In 2025, the U.S. economy underperformed, with the annual real GDP growth rate at only 2.2%, falling short of the market's expectation of 3% and declining from 2.8% in 2024. Final data from the Bureau of Economic Analysis indicated that the annualized real GDP growth rate for the fourth quarter was 1.4%, significantly lower than the 4.4% during the third quarter. Excluding the AI-driven equipment and software investments, the growth of the U.S. real GDP almost stagnated, falling below 2%.

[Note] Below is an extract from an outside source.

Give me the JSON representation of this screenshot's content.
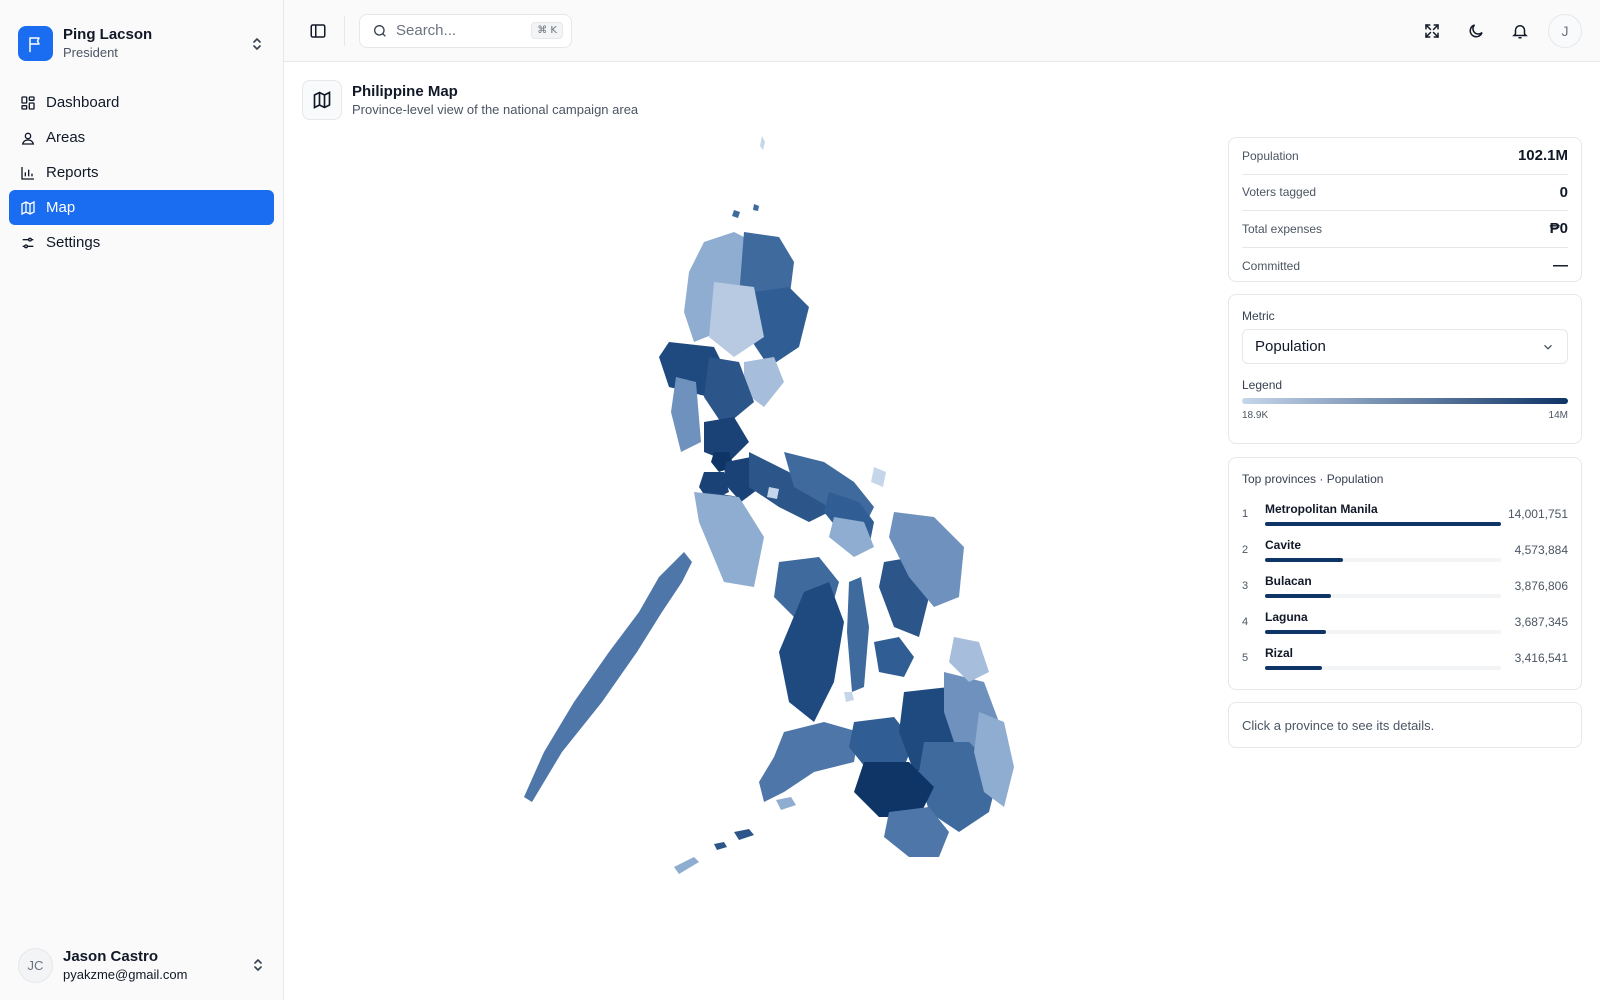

Although the U.S. still leads among the G7 economies, its growth rate pales in comparison to that of China and India. China achieved a 5.0% GDP growth in 2025, maintaining its target range of "around 5%", whereas India's growth rate was as high as 6.2%. In contrast, the U.S. growth rate was less than half of China's and substantially lower than India's.
Implicit Pressures of Inflation and Employment Market
Regarding inflation, although the U.S. official Consumer Price Index (CPI) decreased year-on-year, several independent studies suggest that official statistics significantly underestimated the actual price pressures. If mortgage rates and financing costs are included, the inflation rate could potentially double. The U.S. core PCE rose by more than 3% over three months, and the overall CPI reached 3%. Furthermore, the tariff policies imposed by the Trump administration were declared illegal by the Supreme Court, but their actual impact persists. Consumers and businesses continue to bear additional tax burdens, with import tariffs on food rising by 44%, driving up price levels.
In the employment market, while the U.S. unemployment rate remained low, non-farm job additions in 2025 were only 181,000, averaging 15,000 per month, marking the lowest level in nearly 20 years. There was a significant decline in manufacturing jobs, particularly with the unfulfilled promises of "manly jobs" from the Trump administration. Although the healthcare industry faced labor shortages, tightened immigration policies led to a loss of many foreign workers, further exacerbating the labor market tension.
Artificial Intelligence: Boosting Productivity and Increasing Unemployment
Artificial Intelligence (AI) was expected to be promising, yet its impact on employment gradually became evident. Despite some optimistic economists predicting AI would enhance productivity, Harvard University Professor Jason Furman's forecast fell short of expectations, anticipating a mere 1.7% productivity growth in 2025. AI applications were largely concentrated in medium to large enterprises, but their impact on the labor market was not apparent. Surveys of executives in countries such as the U.S. and the UK indicated that 70% of companies were already using AI, yet its actual impact on productivity and employment was minimal.
Some large tech companies have made AI investment a core strategy for future development. By 2025, the total AI investment by the seven largest global tech companies reached $450 billion, with projections to surge further to $700 billion by 2026. However, the returns from these massive investments are uncertain and face the risk of financial bubble bursts.
Structural Crisis and Future Outlook
The biggest issue facing the U.S. economy is its structural decline. High debt, low growth, the AI bubble, and a weak employment market have created a vicious cycle, widening the wealth gap. According to PIMCO's forecast, one-third of U.S. jobs face the risk of being replaced by AI, with the displacement of just 2% of jobs potentially leading to the loss of nearly one million positions, increasing the unemployment rate by 0.5 percentage points.
If these structural issues are not addressed, the U.S. unemployment rate could rise significantly in 2026, with policy errors potentially exacting a heavy toll. Currently, the U.S. economy faces significant risks and challenges, particularly under the dual influence of AI and protectionism, further exacerbating the K-shaped economic divergence that could evolve into a social crisis.